京都美學散步手冊:暗藏在枯山水庭園中的西洋美術透視法-龍安寺

待在京都,如果有時間的話,不知道為什麼,我總會忍不住動身前往龍安寺。

 

我會去那裡欣賞日本最著名的石庭。狹小的庭園中,擺放了數十顆石頭,帶著柔和灰白色的沙粒,舖滿了地面,和些許的青苔。
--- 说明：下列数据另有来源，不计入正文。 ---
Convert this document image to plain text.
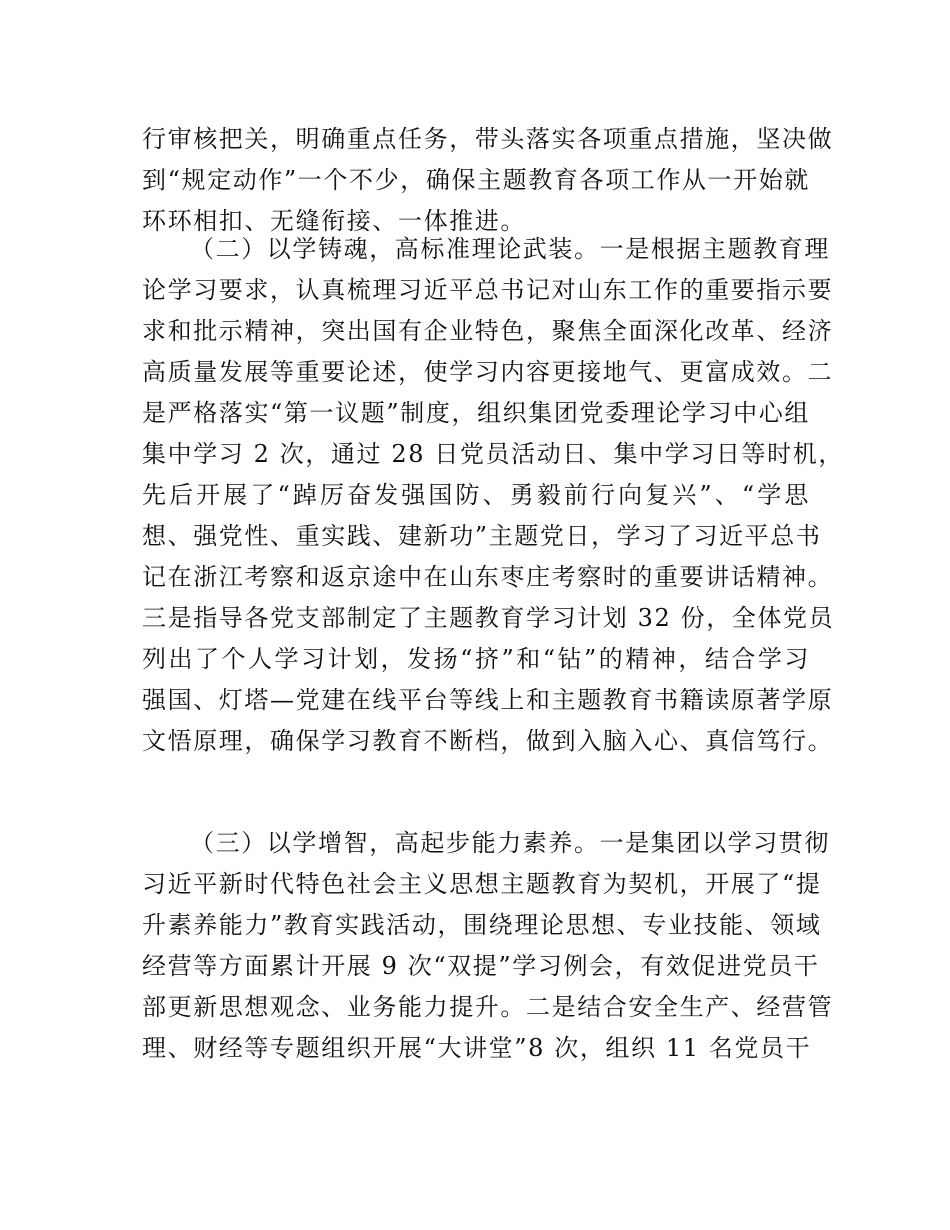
行审核把关，明确重点任务，带头落实各项重点措施，坚决做
到“规定动作”一个不少，确保主题教育各项工作从一开始就
环环相扣、无缝衔接、一体推进。
（二）以学铸魂，高标准理论武装。一是根据主题教育理
论学习要求，认真梳理习近平总书记对山东工作的重要指示要
求和批示精神，突出国有企业特色，聚焦全面深化改革、经济
高质量发展等重要论述，使学习内容更接地气、更富成效。二
是严格落实“第一议题”制度，组织集团党委理论学习中心组
集中学习 2 次，通过 28 日党员活动日、集中学习日等时机，
先后开展了“踔厉奋发强国防、勇毅前行向复兴”、“学思
想、强党性、重实践、建新功”主题党日，学习了习近平总书
记在浙江考察和返京途中在山东枣庄考察时的重要讲话精神。
三是指导各党支部制定了主题教育学习计划 32 份，全体党员
列出了个人学习计划，发扬“挤”和“钻”的精神，结合学习
强国、灯塔—党建在线平台等线上和主题教育书籍读原著学原
文悟原理，确保学习教育不断档，做到入脑入心、真信笃行。
（三）以学增智，高起步能力素养。一是集团以学习贯彻
习近平新时代特色社会主义思想主题教育为契机，开展了“提
升素养能力”教育实践活动，围绕理论思想、专业技能、领域
经营等方面累计开展 9 次“双提”学习例会，有效促进党员干
部更新思想观念、业务能力提升。二是结合安全生产、经营管
理、财经等专题组织开展“大讲堂”8 次，组织 11 名党员干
庭園中,就只有這些東西。

 

這個簡單又充滿謎團的庭園,到底想表達些什麼?不論我怎麼左思右想,如何推理猜測,都遍尋不著答案,然而卻又怎樣也看不膩這片景緻。

 

優秀的藝術品中,往往隱含著無盡的謎題,李奧納多.達文西(Leonardo da Vinci,1452—1519)的《蒙娜麗莎》、馬塞爾.杜象(Marcel Duchamp,1887—1968)的《泉》皆是如此。龍安寺的庭園也一樣,沒人曉得裡頭的石庭園枯山水到底是為了什麼而設置。不過,只要我們專注地凝視著這片石庭,答案就會漸漸浮現,而心中又會接著冒出「不過,應該不只是這樣才對」等等的想法,新的謎團緊接著應運而生。

 

之所以總會想要「再去一趟龍安寺吧」,就是因為不論去幾次,龍安寺仍讓我感受到裡頭依舊充滿著無盡的謎團。

 

讓我們從入口處依序看起吧。提到龍安寺,相信所有的人都會想到裡頭的石庭枯山水。然而抵達枯山水前,一路上有池子、石階、圍籬。每一個要素,事實上都是塑造出龍安寺世界的一部分。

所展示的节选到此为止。